Sunshine and soup were on the menu today at a renewable energy event in St Werburghs.
Participants of a Bristol-based energy-saving initiative met today for lunch in the house of Jackson Moulding, project manager and resident of the pioneering Ashley Vale self-build community.
As the sun shone, Jackson gave a tour of his home and a demonstration of a solar hot water heating system in action. “Even in the middle of winter, on a sunny day like this the pump is on and our solar panels are warming the water in our tank” said Jackson. The event was part of the Let’s Go Solar project, devised by a community group based in St Werburgh’s and aiming to help Bristol go solar affordably.
With funding still available for more people to get involved, the Let’s Go Solar scheme is still open to Bristol homeowners interested in having a solar-powered hot water system installed in their home for around half the normal price. Thanks to securing both government funding and local bargaining power, the not-for-profit community group, has slashed the typical cost of installing solar-powered hot water heating from around £5,000 to £2,500.
Ashley Vale Action Group was one of 38 UK-wide groups, and the only Bristol group, to successfully bid for a share of £3 million from the UK government. The government scheme aims to make renewable technologies accessible to more people in its effort to help reduce the UK’s overall carbon dioxide emissions. In addition, Let’s Go Solar has cut the costs even further by negotiating with nine local solar installers to use their collective power to buy hot water heating kits in bulk.
The energy-saving kits use the power of the sun to heat hot water, enabling homeowners to save on fuel bills as well as reduce their individual carbon footprint. Most of the systems must be installed by the end of March, so interested homeowners are encouraged to contact Ashley Vale Action Group as soon as possible to take advantage of the funding available.

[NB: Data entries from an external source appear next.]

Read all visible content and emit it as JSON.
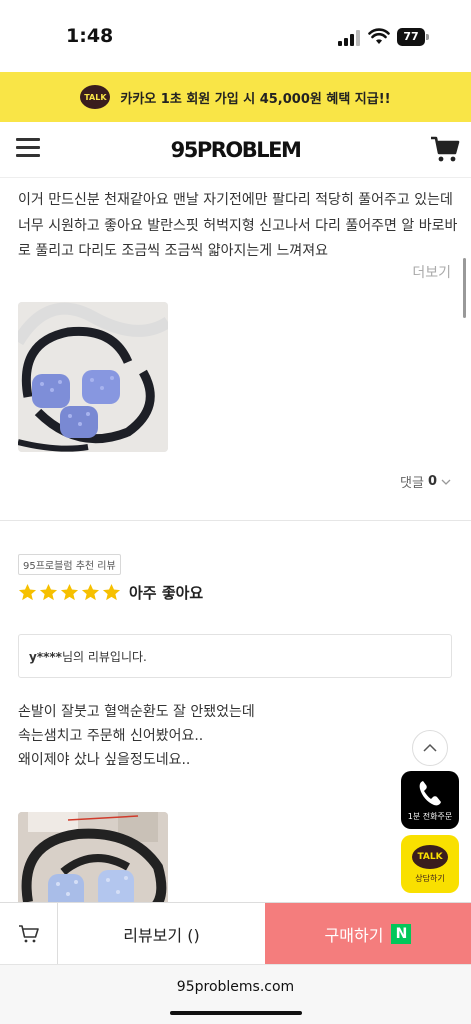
{
  "status": {
    "time": "1:48",
    "battery": "77"
  },
  "promo": {
    "talk_badge": "TALK",
    "text": "카카오 1초 회원 가입 시 45,000원 혜택 지급!!"
  },
  "header": {
    "logo": "95PROBLEM"
  },
  "review1": {
    "text": "이거 만드신분 천재같아요 맨날 자기전에만 팔다리 적당히 풀어주고 있는데 너무 시원하고 좋아요 발란스핏 허벅지형 신고나서 다리 풀어주면 알 바로바로 풀리고 다리도 조금씩 조금씩 얇아지는게 느껴져요",
    "more": "더보기",
    "comments_label": "댓글",
    "comments_count": "0"
  },
  "review2": {
    "badge": "95프로블럼 추천 리뷰",
    "rating": 5,
    "rating_label": "아주 좋아요",
    "reviewer_id": "y****",
    "reviewer_suffix": "님의 리뷰입니다.",
    "lines": [
      "손발이 잘붓고 혈액순환도 잘 안됐었는데",
      "속는샘치고 주문해 신어봤어요..",
      "왜이제야 샀나 싶을정도네요.."
    ]
  },
  "floating": {
    "call_label": "1분 전화주문",
    "kakao_badge": "TALK",
    "kakao_label": "상담하기"
  },
  "bottom_bar": {
    "review_view": "리뷰보기 ()",
    "buy": "구매하기",
    "naver": "N"
  },
  "browser": {
    "url": "95problems.com"
  },
  "colors": {
    "promo_bg": "#f9e547",
    "buy_bg": "#f47d7d",
    "naver_green": "#03c75a",
    "star": "#f6c000"
  }
}
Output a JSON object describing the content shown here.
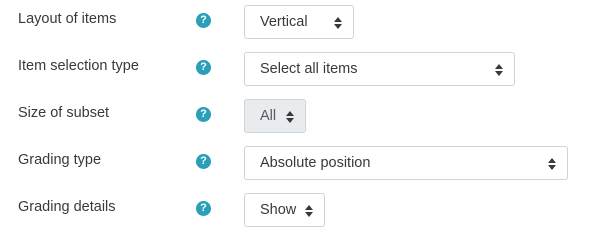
{
  "fields": [
    {
      "label": "Layout of items",
      "value": "Vertical",
      "help_icon": "question-circle-icon"
    },
    {
      "label": "Item selection type",
      "value": "Select all items",
      "help_icon": "question-circle-icon"
    },
    {
      "label": "Size of subset",
      "value": "All",
      "disabled": true,
      "help_icon": "question-circle-icon"
    },
    {
      "label": "Grading type",
      "value": "Absolute position",
      "help_icon": "question-circle-icon"
    },
    {
      "label": "Grading details",
      "value": "Show",
      "help_icon": "question-circle-icon"
    }
  ],
  "help_glyph": "?",
  "colors": {
    "help_icon": "#2a9fb8",
    "text": "#373a3c",
    "select_border": "#ced4da",
    "disabled_bg": "#e9ecef"
  }
}
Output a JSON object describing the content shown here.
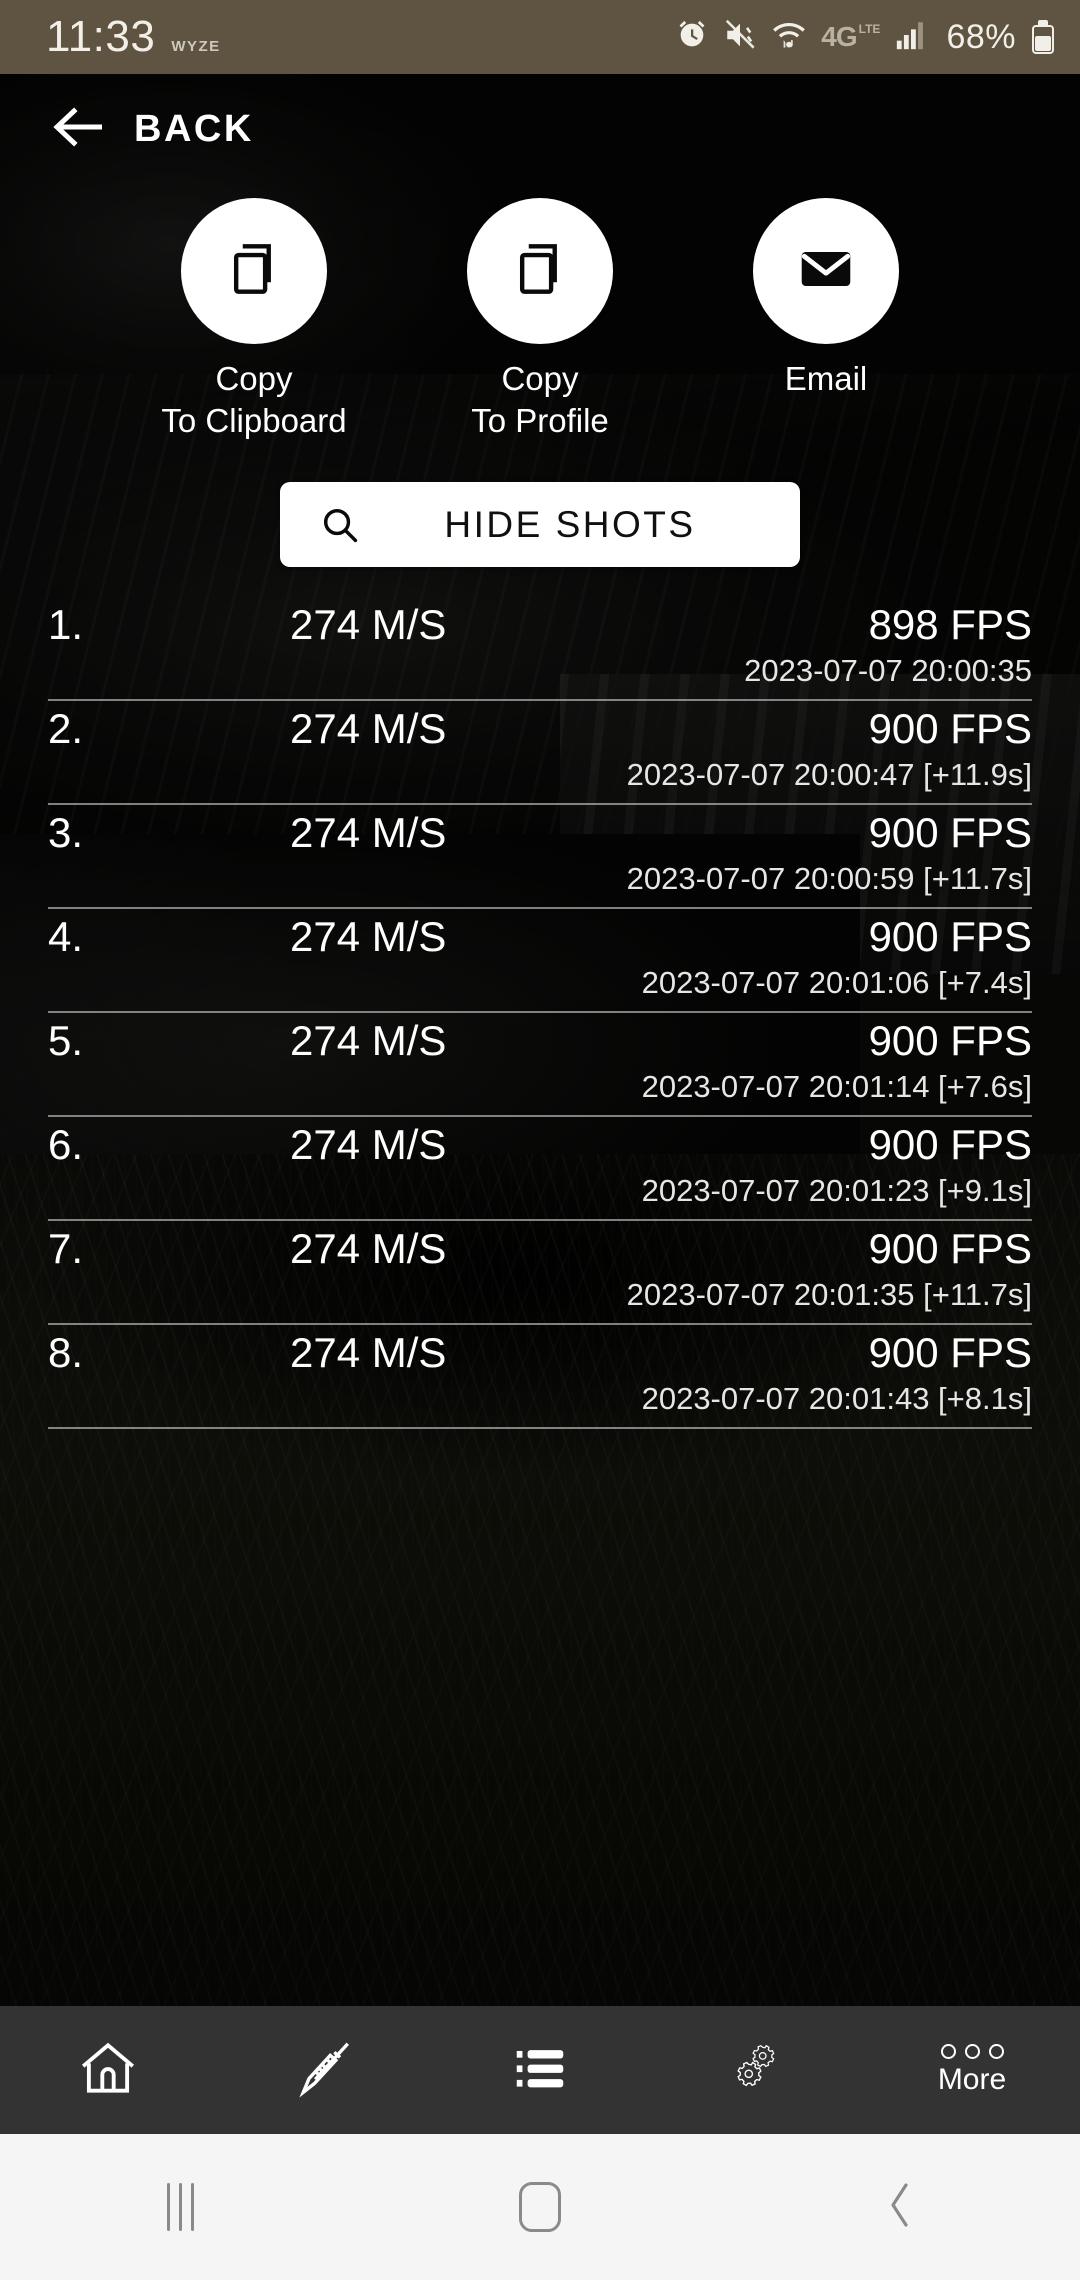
{
  "status_bar": {
    "clock": "11:33",
    "carrier": "WYZE",
    "battery_percent": "68%",
    "icons": [
      "alarm-icon",
      "mute-vibrate-icon",
      "wifi-icon",
      "4g-lte-icon",
      "cell-signal-icon",
      "battery-icon"
    ],
    "background_color": "#5e5441"
  },
  "header": {
    "back_label": "BACK",
    "back_icon": "arrow-left-icon"
  },
  "actions": [
    {
      "icon": "copy-icon",
      "label": "Copy\nTo Clipboard"
    },
    {
      "icon": "copy-icon",
      "label": "Copy\nTo Profile"
    },
    {
      "icon": "email-icon",
      "label": "Email"
    }
  ],
  "hide_shots": {
    "label": "HIDE SHOTS",
    "icon": "search-icon"
  },
  "shots": {
    "columns": [
      "index",
      "speed",
      "fps",
      "timestamp"
    ],
    "rows": [
      {
        "index": "1.",
        "speed": "274 M/S",
        "fps": "898 FPS",
        "timestamp": "2023-07-07 20:00:35"
      },
      {
        "index": "2.",
        "speed": "274 M/S",
        "fps": "900 FPS",
        "timestamp": "2023-07-07 20:00:47 [+11.9s]"
      },
      {
        "index": "3.",
        "speed": "274 M/S",
        "fps": "900 FPS",
        "timestamp": "2023-07-07 20:00:59 [+11.7s]"
      },
      {
        "index": "4.",
        "speed": "274 M/S",
        "fps": "900 FPS",
        "timestamp": "2023-07-07 20:01:06 [+7.4s]"
      },
      {
        "index": "5.",
        "speed": "274 M/S",
        "fps": "900 FPS",
        "timestamp": "2023-07-07 20:01:14 [+7.6s]"
      },
      {
        "index": "6.",
        "speed": "274 M/S",
        "fps": "900 FPS",
        "timestamp": "2023-07-07 20:01:23 [+9.1s]"
      },
      {
        "index": "7.",
        "speed": "274 M/S",
        "fps": "900 FPS",
        "timestamp": "2023-07-07 20:01:35 [+11.7s]"
      },
      {
        "index": "8.",
        "speed": "274 M/S",
        "fps": "900 FPS",
        "timestamp": "2023-07-07 20:01:43 [+8.1s]"
      }
    ]
  },
  "app_nav": {
    "background_color": "#333333",
    "items": [
      {
        "icon": "home-icon",
        "label": ""
      },
      {
        "icon": "rifle-icon",
        "label": ""
      },
      {
        "icon": "list-icon",
        "label": ""
      },
      {
        "icon": "gears-icon",
        "label": ""
      },
      {
        "icon": "more-dots-icon",
        "label": "More"
      }
    ]
  },
  "system_nav": {
    "background_color": "#f5f5f5",
    "items": [
      "recents-icon",
      "home-icon",
      "back-icon"
    ]
  }
}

Particularly welcome are homes deemed deprived according to government statistics such as St Agnes, St Pauls, Lockleaze, Eastville, Easton, Ashley Down, St Werburgh’s, Knowle, Hartcliffe, Fishponds etc.
Solar thermal systems help reduce carbon emissions. When launching the government scheme last July, the Minister of State for Energy and Climate Change, Gregory Barker MP, said: “An incredible 47% of the UK’s carbon dioxide emissions are attributable to heat generation.”